Comment 9 for bug 1677552

Revision history for this message
bugproxy (bugproxy) wrote : Comment bridged from LTC Bugzilla

------- Comment From <email address hidden> 2017-05-03 09:11 EDT-------
Update: it turns out that Libvirt isn't at fault here. I've followed up Mike suspicion on the situation:

----
MICHAEL D. ROTH 2017-05-02
One thing to verify would be whether or not unplug is completely done on the target. Even though the guest might show unplug successful, depending on how it sets the DRC states for the device QEMU may or may not have finalized the object, which would result in QEMU never emitting the device-deleted QMP event.
----

And he was right. The patch set wasn't allowing the hot unplug to happen as expected in the target system after the migration. The QMP event was never fired and then Libvirt would simply hang out waiting for response until the timeout.

I've fixed the issue in QEMU side.

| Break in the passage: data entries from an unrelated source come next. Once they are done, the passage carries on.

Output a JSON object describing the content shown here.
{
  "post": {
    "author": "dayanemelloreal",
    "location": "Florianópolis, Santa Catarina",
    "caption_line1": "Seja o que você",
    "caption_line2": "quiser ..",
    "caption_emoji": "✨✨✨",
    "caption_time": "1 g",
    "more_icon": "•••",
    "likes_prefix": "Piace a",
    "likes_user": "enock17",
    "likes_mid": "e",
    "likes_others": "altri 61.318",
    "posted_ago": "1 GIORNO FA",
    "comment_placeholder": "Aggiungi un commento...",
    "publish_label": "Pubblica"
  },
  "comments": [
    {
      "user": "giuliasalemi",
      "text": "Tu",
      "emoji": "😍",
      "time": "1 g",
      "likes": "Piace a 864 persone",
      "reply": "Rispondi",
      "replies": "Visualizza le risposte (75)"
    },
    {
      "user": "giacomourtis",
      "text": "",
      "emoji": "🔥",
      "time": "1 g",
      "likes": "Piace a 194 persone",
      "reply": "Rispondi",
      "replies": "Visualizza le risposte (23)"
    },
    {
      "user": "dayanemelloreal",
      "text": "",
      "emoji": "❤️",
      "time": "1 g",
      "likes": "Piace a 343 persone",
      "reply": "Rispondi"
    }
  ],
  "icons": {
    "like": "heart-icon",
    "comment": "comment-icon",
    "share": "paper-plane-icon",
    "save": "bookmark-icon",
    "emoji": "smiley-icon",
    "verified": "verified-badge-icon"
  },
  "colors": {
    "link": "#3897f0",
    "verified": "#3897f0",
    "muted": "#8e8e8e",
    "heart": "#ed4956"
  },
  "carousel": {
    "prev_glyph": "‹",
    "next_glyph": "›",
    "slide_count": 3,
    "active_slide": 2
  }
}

Here is my latest test with my new patch set and Libvirt upstream:

-- source host:

# ./virsh start dhb_ub1704_nfs
Domain dhb_ub1704_nfs started
# ./virsh setvcpus dhb_ub1704_nfs 2 --live
#
# ./virsh -c 'qemu:///system' migrate --live --domain dhb_ub1704_nfs --desturi qemu+ssh://9.40.193.37/system --timeout 60 --verbose
Migration: [100 %]
# ./virsh -c 'qemu+ssh://9.40.193.37/system' setvcpus dhb_ub1704_nfs 1 --live

#

--- destination host after migration and remote hot unplug:

# ./virsh console dhb_ub1704_nfs
Connected to domain dhb_ub1704_nfs
Escape character is ^]

danielhb@Ub1704NFS:~$ lscpu
Architecture: ppc64le
Byte Order: Little Endian
CPU(s): 1
On-line CPU(s) list: 0
Thread(s) per core: 1
Core(s) per socket: 1
Socket(s): 1
NUMA node(s): 1
Model: 2.0 (pvr 004d 0200)
Model name: POWER8 (architected), altivec supported
Hypervisor vendor: KVM
Virtualization type: para
L1d cache: 64K
L1i cache: 32K
NUMA node0 CPU(s): 0
danielhb@Ub1704NFS:~$ dmesg | tail -n 5
[ 5.361640] audit: type=1400 audit(1493815576.200:9): apparmor="STATUS" operation="profile_load" profile="unconfined" name="/usr/lib/connman/scripts/dhclient-script" pid=651 comm="apparmor_parser"
[ 5.363306] audit: type=1400 audit(1493815576.200:10): apparmor="STATUS" operation="profile_load" profile="unconfined" name="/usr/bin/lxc-start" pid=691 comm="apparmor_parser"
[ 5.880997] cgroup: new mount options do not match the existing superblock, will be ignored
[ 115.040357] pseries-hotplug-cpu: CPU with drc index 10000008 already exists
[ 115.058023] cpu 1 (hwid 8) Ready to die...
danielhb@Ub1704NFS:~$
#
# ./virsh qemu-monitor-command dhb_ub1704_nfs --hmp info cpus ; ./virsh qemu-monitor-command dhb_ub1704_nfs --hmp info hotpluggable-cpus
* CPU #0: nip=0xc00000000009f22c thread_id=183233

Hotpluggable CPUs:
type: "host-spapr-cpu-core"
vcpus_count: "1"
CPUInstance Properties:
core-id: "3"
type: "host-spapr-cpu-core"
vcpus_count: "1"
CPUInstance Properties:
core-id: "2"
type: "host-spapr-cpu-core"
vcpus_count: "1"
CPUInstance Properties:
core-id: "1"
type: "host-spapr-cpu-core"
vcpus_count: "1"
qom_path: "/machine/unattached/device[0]"
CPUInstance Properties:
core-id: "0"

I'll clean the code up and resend the patch set to the mailing for approval. This alone will fix the issue, no libvirt changes will be needed. Sorry for the false libvirt bug alarm I might be triggered. And thanks Mike for pointing it out the QMP event issue.

Daniel